Ayrıca, şu soruların cevabı henüz ortada yok. Normalde hukukla ilgilenen bir kişinin temiz cümlelerle cevap verilmesi lazım. Temiz bir Türkçe ile bu sorulara cevap verilebilir. Soru şu: Bahsettiği kişiden tahsil etmeye çalıştığı parayı nasıl bir hizmet karşılığı hak etmiştir? bir faatura veya vekaletname var mıdır? 600 bin doları nasıl kazandığını merak etmek herkesin en doğal hakkıdır. Kendisine güvenen kişinin buna vereceği cevap 2 cümledir.

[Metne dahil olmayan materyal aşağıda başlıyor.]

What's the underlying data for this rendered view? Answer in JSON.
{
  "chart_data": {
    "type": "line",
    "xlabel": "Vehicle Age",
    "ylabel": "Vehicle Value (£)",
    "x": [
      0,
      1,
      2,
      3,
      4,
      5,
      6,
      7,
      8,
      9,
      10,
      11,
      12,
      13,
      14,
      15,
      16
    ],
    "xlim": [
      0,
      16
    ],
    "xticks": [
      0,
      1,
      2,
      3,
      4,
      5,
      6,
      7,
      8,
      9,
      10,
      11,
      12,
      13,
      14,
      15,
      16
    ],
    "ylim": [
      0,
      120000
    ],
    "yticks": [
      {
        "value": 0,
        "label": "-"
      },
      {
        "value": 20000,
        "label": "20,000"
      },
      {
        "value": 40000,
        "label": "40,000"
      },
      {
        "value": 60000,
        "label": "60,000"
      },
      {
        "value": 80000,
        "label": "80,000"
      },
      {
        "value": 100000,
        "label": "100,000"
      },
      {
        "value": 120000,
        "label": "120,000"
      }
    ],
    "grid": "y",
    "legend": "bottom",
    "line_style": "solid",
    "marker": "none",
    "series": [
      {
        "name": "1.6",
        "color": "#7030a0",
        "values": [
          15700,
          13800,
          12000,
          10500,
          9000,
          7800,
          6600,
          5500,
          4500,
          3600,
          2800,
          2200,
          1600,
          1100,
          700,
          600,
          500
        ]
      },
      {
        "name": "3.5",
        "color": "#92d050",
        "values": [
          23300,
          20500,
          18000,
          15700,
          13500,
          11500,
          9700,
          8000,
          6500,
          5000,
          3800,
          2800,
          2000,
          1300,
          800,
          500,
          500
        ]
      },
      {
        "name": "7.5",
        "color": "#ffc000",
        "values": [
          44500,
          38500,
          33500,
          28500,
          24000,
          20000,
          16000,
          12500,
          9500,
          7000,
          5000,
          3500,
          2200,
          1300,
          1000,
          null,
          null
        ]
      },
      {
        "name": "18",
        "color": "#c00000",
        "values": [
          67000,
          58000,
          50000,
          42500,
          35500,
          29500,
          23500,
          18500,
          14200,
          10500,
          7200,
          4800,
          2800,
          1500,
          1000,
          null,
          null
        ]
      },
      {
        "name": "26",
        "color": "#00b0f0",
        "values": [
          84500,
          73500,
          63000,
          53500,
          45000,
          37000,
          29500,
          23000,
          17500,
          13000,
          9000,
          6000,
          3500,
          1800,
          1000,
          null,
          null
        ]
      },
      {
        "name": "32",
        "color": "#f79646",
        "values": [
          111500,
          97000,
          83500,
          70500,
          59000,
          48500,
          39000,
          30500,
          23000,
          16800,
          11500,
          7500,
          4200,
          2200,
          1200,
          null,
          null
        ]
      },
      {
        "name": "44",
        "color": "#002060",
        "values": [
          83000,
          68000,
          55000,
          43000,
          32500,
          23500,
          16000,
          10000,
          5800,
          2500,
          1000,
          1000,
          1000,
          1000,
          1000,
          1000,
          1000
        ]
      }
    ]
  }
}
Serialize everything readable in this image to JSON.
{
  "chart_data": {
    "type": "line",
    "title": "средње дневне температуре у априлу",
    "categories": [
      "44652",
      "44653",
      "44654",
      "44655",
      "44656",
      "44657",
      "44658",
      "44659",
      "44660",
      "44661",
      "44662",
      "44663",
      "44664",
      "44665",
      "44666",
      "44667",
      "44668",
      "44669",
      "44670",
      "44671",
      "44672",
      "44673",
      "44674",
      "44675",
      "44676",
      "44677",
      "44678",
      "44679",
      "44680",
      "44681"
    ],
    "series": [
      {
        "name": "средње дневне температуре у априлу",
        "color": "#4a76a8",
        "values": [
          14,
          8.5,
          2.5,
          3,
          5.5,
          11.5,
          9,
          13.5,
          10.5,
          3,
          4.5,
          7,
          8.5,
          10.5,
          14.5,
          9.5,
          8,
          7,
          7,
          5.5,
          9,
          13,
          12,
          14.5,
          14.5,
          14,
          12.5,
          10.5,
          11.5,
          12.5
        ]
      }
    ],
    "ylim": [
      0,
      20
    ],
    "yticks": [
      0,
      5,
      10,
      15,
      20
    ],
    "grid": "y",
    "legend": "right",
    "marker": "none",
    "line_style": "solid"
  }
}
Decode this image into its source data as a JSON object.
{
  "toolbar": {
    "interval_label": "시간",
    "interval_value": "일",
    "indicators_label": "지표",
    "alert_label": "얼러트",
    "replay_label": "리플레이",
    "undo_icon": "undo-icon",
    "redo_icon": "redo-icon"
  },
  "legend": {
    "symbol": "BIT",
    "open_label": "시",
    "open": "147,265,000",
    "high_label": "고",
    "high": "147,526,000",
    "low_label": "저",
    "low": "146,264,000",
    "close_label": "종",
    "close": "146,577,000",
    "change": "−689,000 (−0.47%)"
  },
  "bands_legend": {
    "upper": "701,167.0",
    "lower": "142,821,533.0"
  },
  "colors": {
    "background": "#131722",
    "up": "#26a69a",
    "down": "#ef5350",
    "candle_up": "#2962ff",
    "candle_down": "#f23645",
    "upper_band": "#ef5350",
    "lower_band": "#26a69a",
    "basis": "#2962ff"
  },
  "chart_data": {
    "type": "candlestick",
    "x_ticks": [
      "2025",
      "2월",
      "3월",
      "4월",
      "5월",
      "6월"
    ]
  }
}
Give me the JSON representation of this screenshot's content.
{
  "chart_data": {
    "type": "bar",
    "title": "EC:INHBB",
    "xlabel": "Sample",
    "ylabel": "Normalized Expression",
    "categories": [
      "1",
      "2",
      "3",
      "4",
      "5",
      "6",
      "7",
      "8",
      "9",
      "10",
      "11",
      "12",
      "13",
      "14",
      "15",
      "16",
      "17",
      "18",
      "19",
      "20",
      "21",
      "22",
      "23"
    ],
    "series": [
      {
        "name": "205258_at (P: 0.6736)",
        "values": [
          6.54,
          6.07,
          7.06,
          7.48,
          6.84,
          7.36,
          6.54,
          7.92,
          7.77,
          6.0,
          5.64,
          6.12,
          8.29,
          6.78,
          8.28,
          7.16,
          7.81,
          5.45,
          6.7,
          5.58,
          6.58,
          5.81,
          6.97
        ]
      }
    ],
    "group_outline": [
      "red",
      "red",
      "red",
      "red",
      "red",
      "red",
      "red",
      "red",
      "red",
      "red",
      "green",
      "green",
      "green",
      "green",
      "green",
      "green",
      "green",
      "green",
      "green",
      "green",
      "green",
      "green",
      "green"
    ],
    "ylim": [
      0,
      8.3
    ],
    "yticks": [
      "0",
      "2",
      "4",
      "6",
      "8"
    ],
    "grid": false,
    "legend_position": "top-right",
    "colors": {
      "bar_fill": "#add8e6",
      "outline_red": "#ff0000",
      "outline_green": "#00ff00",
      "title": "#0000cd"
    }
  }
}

Yine basına yansıyan belgelerden anlaşıldığına göre bu sorular mahkemede de sorulmuş. bu cevaba göre bir avukatlık ilişkisi yok. İki satır yazı yazmamış bu konuda. Nasıl bir bağlantı içinde bu alacağı tahsil etmeye çalışmış. Bunda da muammalar var.

Uzun basın toplantılarıyla, hiçbir soruya cevap vermeden mağdur edildiğini söylemek basitlikten başka bir şey değil. Alacğaını neden sözleşmeye dökmemiştir? Yine basında okuyoruz biz bunu. Sayın Yavaş, amacının vergi vermemek olduğunu söylüyor. Eğer bir sözleşme olsaydı, paranın 300 bin dolarıyla ilgili vergi doğacağından bundan kaçındığını ifade ediyor. Belediye başkanlığına aday birinin bu sözleriyle vergiye sığınması çok vahimdir.

biz siyasetçi olarak bu soruları gündeme getirerek 3 aydır neden susuyorsunuz diyoruz. Burada bizi suçlayacağına oturup 2'şer cümleyle bunlara cevap verebilir. Bu şahıs, CHP'nin hangi yaklaşımla hangi yöntemlerle Ankaralılara aday çıkardığı bir şahıstır?

Kendileri bu sorulara siyasi açıdan ve hukuki açıdan herhangi bir boşluk olmayacak şekilde cevap verebilirlerse konu kapanır. Ama her açıklamalarıyla birlikte konu daha da genişlemektedir. Ve ortaya çıkan her belgede konunun bildiklerimizin dışında ço kdaha büyük boyutları olduğu ortaya çıkmaktadır.

Netanyahu, Sayın Cumhurbaşkanımız Recep Tayyip Erdoğan hakkında 'diktatör' demiştir. Kendisine bu lafını iade ediyorum. Şu açığa çıkmaktadır ki; seçimle devlet aşına gelen Netanyahu bu durumdan rahatsızdır. Netanyahu, "İsrail, İsrail'de yaşayanların devleti değil sadece Yahudilerin devletidir" diyor. Bu açıklaması, Netanyahu'nun ulus devlet yasasına dayanıyor. Netanyahu bu ırkçı yaklaşımında ısrar ediyor. Kendi vatandaşlarını bile birinci ve ikinci sınıf olarak değerlendiren kişinin cumhurbaşkanımız hakkında bunları söylemesi olsa olsa iltifattır. Aksi halde kendisinden bir iltifat almış olsaydık, bu bizim için bir utanç olurdu.